Toutefois, on peut se demander si le recul de l’accumulation de tourbe dans certaines régions ne pourrait pas être compensé par la mise en place de tourbières ailleurs, notamment aux hautes latitudes. Ces régions connaissent en effet un réchauffement spectaculaire et pourraient, d’ici quelques décennies, voir se développer les tourbières.

La menace du changement climatique

L’été 2022 fut le deuxième été le plus chaud observé en France depuis 1900, avec + 2,3 °C contre + 2,7 °C en 2003. Le problème pour les tourbières, c’est qu’il fut également très sec du fait de l’absence d’épisodes orageux qui, habituellement, modèrent les effets négatifs de la météorologie estivale. Certes, toutes les régions du pays n’ont pas été affectées de la même façon. En montagne, l’altitude a quelque peu tempéré l’effet des canicules, grâce notamment à des nuits plus fraîches. Les versants nord et les fonds de vallée en particulier ont connu moins d’insolation directe, ce qui a limité la hausse des températures et les pertes en eau par évapotranspiration. Quoi qu’il en soit, l’augmentation inexorable de la fréquence de tels épisodes caniculaires combinant températures élevées, sécheresse atmosphérique et vent, amène à se demander quel sera l’avenir des tourbières dans un monde sensiblement plus chaud et plus sec. En effet, si maints facteurs influent sur le fonctionnement d’une tourbière et son développement, il n’en reste pas moins que l’élément fondamental qui conditionne tout le système, c’est l’eau. Il faut le répéter, la saturation en eau est indispensable à la poursuite de l’accumulation de tourbe et à la conservation des stocks de carbone. Or des températures élevées, combinées à une absence de précipitations et à un ensoleillement constant et fort, conduisent inévitablement au rabattement de la nappe, à l’augmentation de l’évapotranspiration et à la réactivation des processus d’humification et de minéralisation de la matière organique.

Une autre épée de Damoclès pèse sur les nappes phréatiques, les cours d’eau et les tourbières : le risque de voir se multiplier les captages pour collecter de l’eau potable. C’est ce que l’on peut craindre, par exemple, dans les monts du Forez, où certains étés des bourgs et des villages doivent être alimentés en eau par des camions citerne, une situation intenable à moyen terme. L’augmentation des besoins va donc vraisemblablement pousser à multiplier les captages dans l’aquifère granitique, ce qui ne peut, au-delà d’une certaine quantité d’eau captée, qu’affecter les zones humides.
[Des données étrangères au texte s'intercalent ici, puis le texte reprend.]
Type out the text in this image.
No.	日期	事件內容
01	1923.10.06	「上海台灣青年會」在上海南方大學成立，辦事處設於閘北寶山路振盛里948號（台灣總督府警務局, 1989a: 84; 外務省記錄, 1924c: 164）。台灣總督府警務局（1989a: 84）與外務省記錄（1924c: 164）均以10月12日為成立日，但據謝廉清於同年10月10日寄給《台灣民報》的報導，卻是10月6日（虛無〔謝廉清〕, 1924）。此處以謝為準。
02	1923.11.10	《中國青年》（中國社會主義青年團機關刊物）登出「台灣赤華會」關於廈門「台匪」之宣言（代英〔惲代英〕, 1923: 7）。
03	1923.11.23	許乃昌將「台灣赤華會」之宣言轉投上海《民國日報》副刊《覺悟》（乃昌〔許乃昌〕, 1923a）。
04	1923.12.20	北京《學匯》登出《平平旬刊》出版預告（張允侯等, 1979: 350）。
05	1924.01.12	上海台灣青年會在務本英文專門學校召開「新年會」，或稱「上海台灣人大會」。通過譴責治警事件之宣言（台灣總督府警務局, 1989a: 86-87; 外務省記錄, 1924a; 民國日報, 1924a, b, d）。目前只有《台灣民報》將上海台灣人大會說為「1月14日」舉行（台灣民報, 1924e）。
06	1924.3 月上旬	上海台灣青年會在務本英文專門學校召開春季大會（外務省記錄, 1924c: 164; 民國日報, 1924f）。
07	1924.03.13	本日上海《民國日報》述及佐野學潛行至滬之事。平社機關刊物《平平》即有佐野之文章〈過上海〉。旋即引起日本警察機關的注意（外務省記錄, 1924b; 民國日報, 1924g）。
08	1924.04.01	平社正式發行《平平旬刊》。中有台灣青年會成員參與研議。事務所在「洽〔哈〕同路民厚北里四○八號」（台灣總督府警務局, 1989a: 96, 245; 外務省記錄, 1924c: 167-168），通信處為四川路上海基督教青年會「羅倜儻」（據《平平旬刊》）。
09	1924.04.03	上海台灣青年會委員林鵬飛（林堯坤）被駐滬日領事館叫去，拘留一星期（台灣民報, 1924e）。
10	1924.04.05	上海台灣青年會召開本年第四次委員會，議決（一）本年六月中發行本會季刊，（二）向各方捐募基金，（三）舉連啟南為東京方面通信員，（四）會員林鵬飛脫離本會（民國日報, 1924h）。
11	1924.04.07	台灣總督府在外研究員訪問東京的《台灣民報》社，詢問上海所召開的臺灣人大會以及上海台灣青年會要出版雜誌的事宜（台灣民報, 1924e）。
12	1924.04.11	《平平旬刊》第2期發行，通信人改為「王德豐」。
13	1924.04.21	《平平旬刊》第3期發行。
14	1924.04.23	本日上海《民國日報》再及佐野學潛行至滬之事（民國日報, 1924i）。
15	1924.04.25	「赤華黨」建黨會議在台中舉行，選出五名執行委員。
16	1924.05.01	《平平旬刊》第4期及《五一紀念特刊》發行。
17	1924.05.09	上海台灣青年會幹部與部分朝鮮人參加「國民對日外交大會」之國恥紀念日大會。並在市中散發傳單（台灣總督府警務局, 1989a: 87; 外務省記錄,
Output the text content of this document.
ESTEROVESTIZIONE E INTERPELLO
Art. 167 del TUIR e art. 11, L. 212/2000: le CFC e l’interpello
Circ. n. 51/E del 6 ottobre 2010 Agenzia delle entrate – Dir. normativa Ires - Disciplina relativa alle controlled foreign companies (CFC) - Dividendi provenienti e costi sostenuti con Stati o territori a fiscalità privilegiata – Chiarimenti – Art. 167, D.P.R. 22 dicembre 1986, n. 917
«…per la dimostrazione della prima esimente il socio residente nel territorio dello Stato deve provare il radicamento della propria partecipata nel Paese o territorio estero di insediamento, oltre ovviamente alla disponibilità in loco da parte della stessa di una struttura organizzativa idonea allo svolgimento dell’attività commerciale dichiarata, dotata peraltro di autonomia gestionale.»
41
Si la tourbière est fort démunie face aux captages, elle dispose en revanche d’un certain nombre de dispositifs lui permettant de résister à une sécheresse de l’air trop forte. Bien évidemment, cet arsenal est plus ou moins efficace selon les tourbières, notamment du fait de la composition du couvert végétal. La présence de larges tapis et de buttes de sphaignes est le principal atout des tourbières. En effet, la couche d’air qui circule entre les capitulums des sphaignes assure une isolation qui limite l’augmentation des températures dans la couche supérieure du sol et empêche une trop forte évapotranspiration. Cela explique que pendant l’été chaud et sec de 2003, le niveau de la nappe de tourbières bombées à sphaignes étudiées dans le massif des Bois-Noirs, au nord des monts du Forez, ne baissa que de 20 ou 30 cm au maximum. Cependant, ce dispositif de protection contre une évapotranspiration excessive a ses limites : celles de la capacité des sphaignes à résister à la sécheresse et à la chaleur. Leurs persistances amènent en effet la dessiccation des sphaignes et, à terme, leur mort et leur effritement, laissant ainsi la tourbe à nue. La très forte évapotranspiration qui s’ensuit conduit à l’abaissement du niveau de la nappe et à la minéralisation de la tourbe. De puits de carbone, la tourbière devient alors une source d’émissions. Évidemment, une seule année sèche ne suffit pas à faire basculer le système. Mais l’enchaînement des périodes caniculaires et sèches depuis plusieurs années fait craindre un tel bouleversement.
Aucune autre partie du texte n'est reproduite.